U.S. investors overseeing around $10 trillion in assets now incorporate nonfinancial factors such as environmental, social and governance metrics in their decision making. For both corporate boards and investors, thinking about issues like child labor or climate change has become mainstream.

 

Yet thinking about sexual harassment has lagged behind. An October study by theBoardlist and Qualtrics found that 77% of boards hadn’t talked about sexual harassment, 88% hadn’t implemented a plan of action as a result of recent revelations and 83% hadn’t evaluated the company’s risks when it came to sexual harassment.

Their most commonly cited reason for inaction? A perception that sexual harassment wasn’t a problem at the company.

.. Then there is the loss of valuable assets. Mr. O’Reilly at Fox, Kevin Spacey at Netflix, and Matt Lauer at Comcast’s NBC were central to their companies’ success.

.. Advertisers, attuned to the new landscape, are paying close attention. “That helps explain why NBC pulled the plug so quickly,” on Mr.
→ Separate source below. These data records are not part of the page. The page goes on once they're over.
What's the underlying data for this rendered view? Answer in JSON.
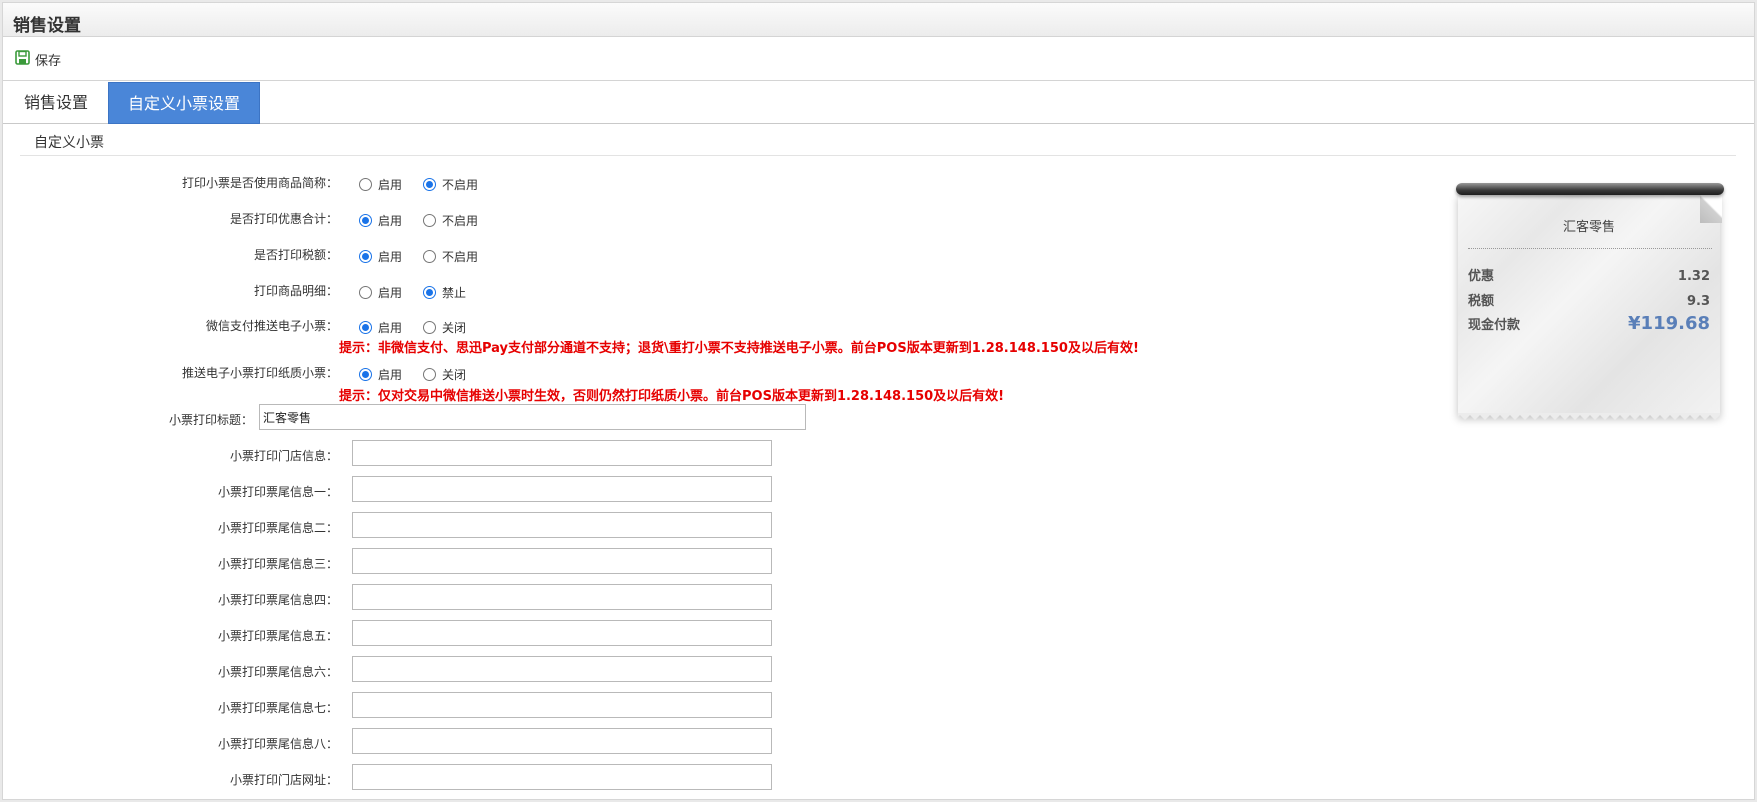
{
  "window": {
    "title": "销售设置"
  },
  "toolbar": {
    "save_label": "保存"
  },
  "tabs": [
    {
      "label": "销售设置",
      "active": false
    },
    {
      "label": "自定义小票设置",
      "active": true
    }
  ],
  "section": {
    "title": "自定义小票"
  },
  "radio_settings": [
    {
      "label": "打印小票是否使用商品简称：",
      "options": [
        "启用",
        "不启用"
      ],
      "selected": 1
    },
    {
      "label": "是否打印优惠合计：",
      "options": [
        "启用",
        "不启用"
      ],
      "selected": 0
    },
    {
      "label": "是否打印税额：",
      "options": [
        "启用",
        "不启用"
      ],
      "selected": 0
    },
    {
      "label": "打印商品明细：",
      "options": [
        "启用",
        "禁止"
      ],
      "selected": 1
    },
    {
      "label": "微信支付推送电子小票：",
      "options": [
        "启用",
        "关闭"
      ],
      "selected": 0
    },
    {
      "label": "推送电子小票打印纸质小票：",
      "options": [
        "启用",
        "关闭"
      ],
      "selected": 0
    }
  ],
  "hints": {
    "wechat_push": "提示：非微信支付、思迅Pay支付部分通道不支持；退货\\重打小票不支持推送电子小票。前台POS版本更新到1.28.148.150及以后有效!",
    "paper_print": "提示：仅对交易中微信推送小票时生效，否则仍然打印纸质小票。前台POS版本更新到1.28.148.150及以后有效!"
  },
  "title_field": {
    "label": "小票打印标题：",
    "value": "汇客零售"
  },
  "text_fields": [
    {
      "label": "小票打印门店信息：",
      "value": ""
    },
    {
      "label": "小票打印票尾信息一：",
      "value": ""
    },
    {
      "label": "小票打印票尾信息二：",
      "value": ""
    },
    {
      "label": "小票打印票尾信息三：",
      "value": ""
    },
    {
      "label": "小票打印票尾信息四：",
      "value": ""
    },
    {
      "label": "小票打印票尾信息五：",
      "value": ""
    },
    {
      "label": "小票打印票尾信息六：",
      "value": ""
    },
    {
      "label": "小票打印票尾信息七：",
      "value": ""
    },
    {
      "label": "小票打印票尾信息八：",
      "value": ""
    },
    {
      "label": "小票打印门店网址：",
      "value": ""
    }
  ],
  "receipt_preview": {
    "title": "汇客零售",
    "rows": [
      {
        "key": "优惠",
        "value": "1.32"
      },
      {
        "key": "税额",
        "value": "9.3"
      },
      {
        "key": "现金付款",
        "value": "¥119.68"
      }
    ]
  },
  "colors": {
    "tab_active": "#4a86d8",
    "hint": "#e60000",
    "radio_checked": "#1a73e8",
    "total_amount": "#5a7fb8",
    "save_icon": "#3a9a3a"
  }
}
Lauer, says Jon Hale of Morningstar. “They don’t want to take the reputational hit of a long, drawn-out process that could cost them viewers and ad revenue.”

.. sexual harassment can be a slow, costly drain. A 2007 study found that it has a negative effect on employee recruitment and retention, increases sick leave costs, and lowers productivity. Lost talent and ideas are more difficult to quantify. But research shows that gender-diverse companies deliver higher returns on capital and lower volatility.